Limitations & Future Work¶
- CE granularity relies on human expertise: Although LLM-assisted automation tools are available, the semantic boundaries and granularity of CEs still require domain expert judgment. The current 23 CEs offer limited coverage; broad safety will require long-term community accumulation.
- Boolean rules lack temporal expressiveness: Pure Boolean logic cannot describe behavioral patterns with sequential dependencies, such as "first build trust → then make demands." The authors acknowledge the need for richer temporal logic (e.g., LTL) as a direct extension.
- Limited model scale: Validation is restricted to models with 4–8B parameters; behavior on 70B+ or closed-source models is unknown. Larger models have higher-dimensional activation spaces, and layer selection strategies may require adjustment.

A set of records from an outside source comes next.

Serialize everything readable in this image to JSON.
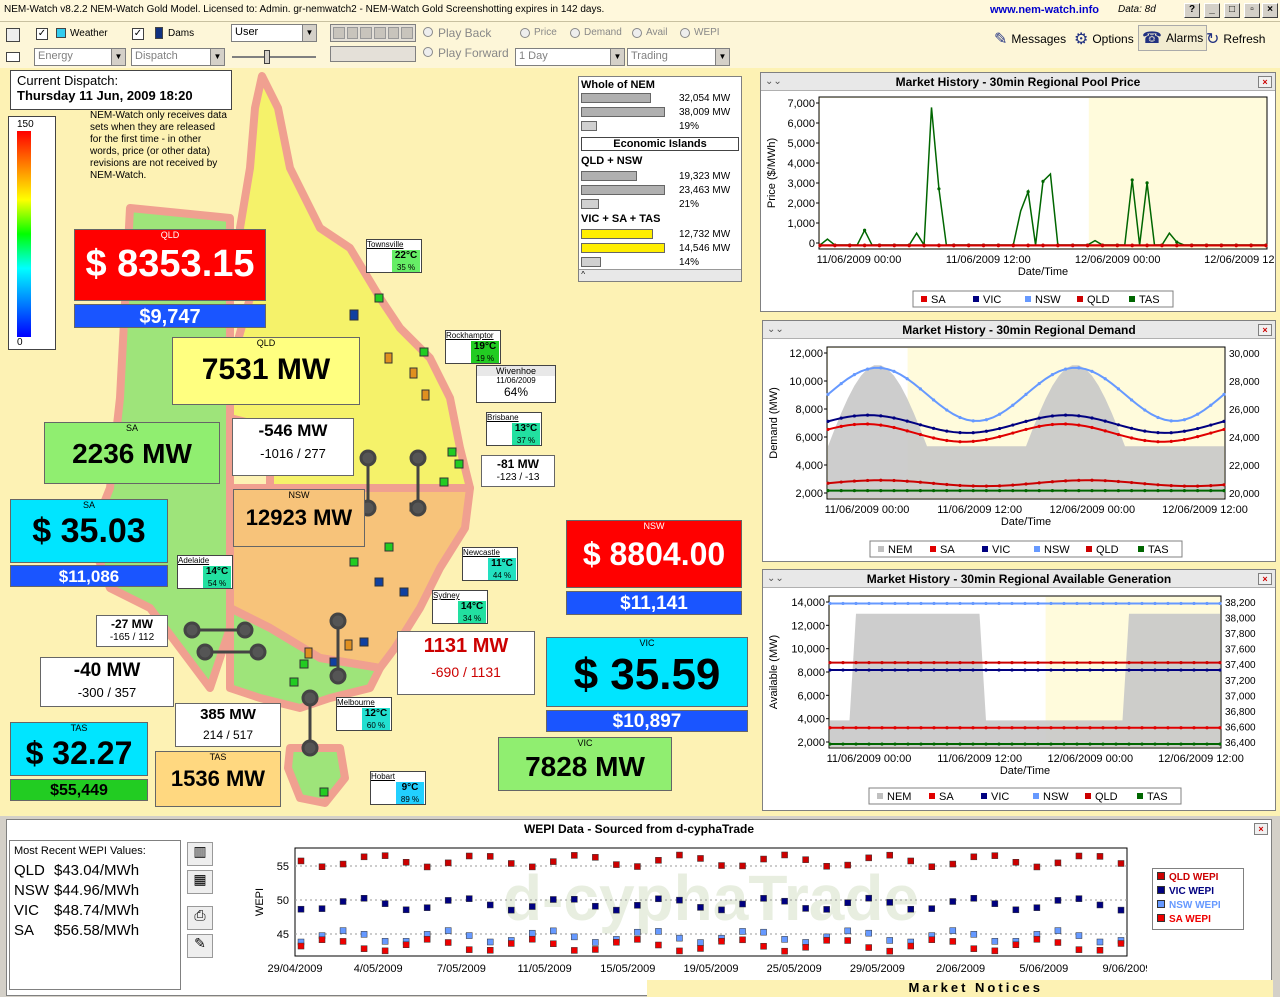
{
  "app": {
    "title": "NEM-Watch v8.2.2 NEM-Watch Gold Model.    Licensed to: Admin.  gr-nemwatch2 - NEM-Watch Gold Screenshotting expires in 142 days.",
    "url": "www.nem-watch.info",
    "data_label": "Data: 8d"
  },
  "toolbar": {
    "weather": "Weather",
    "dams": "Dams",
    "user_select": "User",
    "energy_select": "Energy",
    "dispatch_select": "Dispatch",
    "play_back": "Play Back",
    "play_forward": "Play Forward",
    "price": "Price",
    "demand": "Demand",
    "avail": "Avail",
    "wepi": "WEPI",
    "range_select": "1 Day",
    "trading_select": "Trading",
    "messages": "Messages",
    "options": "Options",
    "alarms": "Alarms",
    "refresh": "Refresh"
  },
  "dispatch": {
    "label": "Current Dispatch:",
    "datetime": "Thursday 11 Jun, 2009 18:20",
    "note": "NEM-Watch only receives data sets when they are released for the first time - in other words, price (or other data) revisions are not received by NEM-Watch.",
    "scale_max": "150",
    "scale_min": "0"
  },
  "nem_summary": {
    "whole_title": "Whole of NEM",
    "whole": [
      "32,054 MW",
      "38,009 MW",
      "19%"
    ],
    "islands_title": "Economic Islands",
    "qn_title": "QLD + NSW",
    "qn": [
      "19,323 MW",
      "23,463 MW",
      "21%"
    ],
    "vst_title": "VIC + SA + TAS",
    "vst": [
      "12,732 MW",
      "14,546 MW",
      "14%"
    ]
  },
  "regions": {
    "qld": {
      "name": "QLD",
      "price": "$ 8353.15",
      "cap": "$9,747",
      "demand": "7531 MW",
      "color": "#ff0000"
    },
    "nsw": {
      "name": "NSW",
      "price": "$ 8804.00",
      "cap": "$11,141",
      "demand": "12923 MW",
      "color": "#ff0000"
    },
    "vic": {
      "name": "VIC",
      "price": "$ 35.59",
      "cap": "$10,897",
      "demand": "7828 MW",
      "color": "#00e5ff"
    },
    "sa": {
      "name": "SA",
      "price": "$ 35.03",
      "cap": "$11,086",
      "demand": "2236 MW",
      "color": "#00e5ff"
    },
    "tas": {
      "name": "TAS",
      "price": "$ 32.27",
      "cap": "$55,449",
      "demand": "1536 MW",
      "color": "#00e5ff"
    }
  },
  "interconnectors": {
    "qld_nsw_a": {
      "flow": "-546 MW",
      "range": "-1016 / 277"
    },
    "qld_nsw_b": {
      "flow": "-81 MW",
      "range": "-123 / -13"
    },
    "vic_nsw": {
      "flow": "1131 MW",
      "range": "-690 / 1131"
    },
    "sa_vic_a": {
      "flow": "-27 MW",
      "range": "-165 / 112"
    },
    "sa_vic_b": {
      "flow": "-40 MW",
      "range": "-300 / 357"
    },
    "tas_vic": {
      "flow": "385 MW",
      "range": "214 / 517"
    }
  },
  "weather": {
    "townsville": {
      "city": "Townsville",
      "temp": "22°C",
      "hum": "35 %"
    },
    "rockhampton": {
      "city": "Rockhamptor",
      "temp": "19°C",
      "hum": "19 %"
    },
    "brisbane": {
      "city": "Brisbane",
      "temp": "13°C",
      "hum": "37 %"
    },
    "newcastle": {
      "city": "Newcastle",
      "temp": "11°C",
      "hum": "44 %"
    },
    "sydney": {
      "city": "Sydney",
      "temp": "14°C",
      "hum": "34 %"
    },
    "adelaide": {
      "city": "Adelaide",
      "temp": "14°C",
      "hum": "54 %"
    },
    "melbourne": {
      "city": "Melbourne",
      "temp": "12°C",
      "hum": "60 %"
    },
    "hobart": {
      "city": "Hobart",
      "temp": "9°C",
      "hum": "89 %"
    }
  },
  "dam": {
    "name": "Wivenhoe",
    "date": "11/06/2009",
    "pct": "64%"
  },
  "charts": {
    "price": {
      "title": "Market History - 30min Regional Pool Price",
      "ylabel": "Price ($/MWh)",
      "xlabel": "Date/Time",
      "yticks": [
        "7,000",
        "6,000",
        "5,000",
        "4,000",
        "3,000",
        "2,000",
        "1,000",
        "0"
      ],
      "xticks": [
        "11/06/2009 00:00",
        "11/06/2009 12:00",
        "12/06/2009 00:00",
        "12/06/2009 12:00"
      ],
      "legend": [
        "SA",
        "VIC",
        "NSW",
        "QLD",
        "TAS"
      ]
    },
    "demand": {
      "title": "Market History - 30min Regional Demand",
      "ylabel": "Demand (MW)",
      "xlabel": "Date/Time",
      "yticks": [
        "12,000",
        "10,000",
        "8,000",
        "6,000",
        "4,000",
        "2,000"
      ],
      "y2ticks": [
        "30,000",
        "28,000",
        "26,000",
        "24,000",
        "22,000",
        "20,000"
      ],
      "xticks": [
        "11/06/2009 00:00",
        "11/06/2009 12:00",
        "12/06/2009 00:00",
        "12/06/2009 12:00"
      ],
      "legend": [
        "NEM",
        "SA",
        "VIC",
        "NSW",
        "QLD",
        "TAS"
      ]
    },
    "avail": {
      "title": "Market History - 30min Regional Available Generation",
      "ylabel": "Available (MW)",
      "xlabel": "Date/Time",
      "yticks": [
        "14,000",
        "12,000",
        "10,000",
        "8,000",
        "6,000",
        "4,000",
        "2,000"
      ],
      "y2ticks": [
        "38,200",
        "38,000",
        "37,800",
        "37,600",
        "37,400",
        "37,200",
        "37,000",
        "36,800",
        "36,600",
        "36,400"
      ],
      "xticks": [
        "11/06/2009 00:00",
        "11/06/2009 12:00",
        "12/06/2009 00:00",
        "12/06/2009 12:00"
      ],
      "legend": [
        "NEM",
        "SA",
        "VIC",
        "NSW",
        "QLD",
        "TAS"
      ]
    }
  },
  "wepi": {
    "title": "WEPI Data - Sourced from d-cyphaTrade",
    "recent_title": "Most Recent WEPI Values:",
    "values": [
      {
        "region": "QLD",
        "value": "$43.04/MWh"
      },
      {
        "region": "NSW",
        "value": "$44.96/MWh"
      },
      {
        "region": "VIC",
        "value": "$48.74/MWh"
      },
      {
        "region": "SA",
        "value": "$56.58/MWh"
      }
    ],
    "ylabel": "WEPI",
    "yticks": [
      "55",
      "50",
      "45"
    ],
    "xticks": [
      "29/04/2009",
      "4/05/2009",
      "7/05/2009",
      "11/05/2009",
      "15/05/2009",
      "19/05/2009",
      "25/05/2009",
      "29/05/2009",
      "2/06/2009",
      "5/06/2009",
      "9/06/2009"
    ],
    "legend": [
      "QLD WEPI",
      "VIC WEPI",
      "NSW WEPI",
      "SA WEPI"
    ],
    "watermark": "d-cyphaTrade",
    "market_notices": "Market Notices"
  },
  "colors": {
    "sa": "#e00000",
    "vic": "#000080",
    "nsw": "#6699ff",
    "qld": "#cc0000",
    "tas": "#006600",
    "nem": "#c0c0c0"
  }
}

- Evaluation data are synthetic conversations: The 14,950 dialogues were generated by GPT-4.1 and validated by GPT-5, which may not reflect the distributional diversity of real-world attacks.
Related Work & Insights¶
- vs. CAST: CAST allows users to select steering vectors for coarse-grained misuse categories, but remains "one vector per category" and cannot express cross-category combinations. GAVEL achieves truly programmable safety through CE-level granularity.
- vs. CircuitBreakers/RepBending: These fine-tuning methods embed safety constraints into model weights at training time, offering poor flexibility and no interpretability. GAVEL does not modify model weights; it monitors activations only at inference time, and rules can be updated at any moment.
- vs. content moderation APIs: Text-level moderation tools such as Llama Guard and Perspective API nearly collapse under adversarial attacks and are orthogonal to GAVEL's activation-level monitoring—the two approaches can be stacked.
Rating¶
- Novelty: ⭐⭐⭐⭐⭐ — First rule-based activation safety framework; the CE + Boolean rule decoupling paradigm is an original contribution.
- Experimental Thoroughness: ⭐⭐⭐⭐ — 9 misuse categories × 14,950 conversations × 8 baselines × cross-model/cross-lingual/adversarial evaluation, but limited to small models with synthetic data.
- Writing Quality: ⭐⭐⭐⭐⭐ — The motivation chain anchored in the cybersecurity analogy is exceptionally clear, and the framework is presented in a well-structured hierarchy.
- Value: ⭐⭐⭐⭐⭐ — A deployable AI safety governance framework; the CE + rule decoupling has direct practical value for industrial deployment.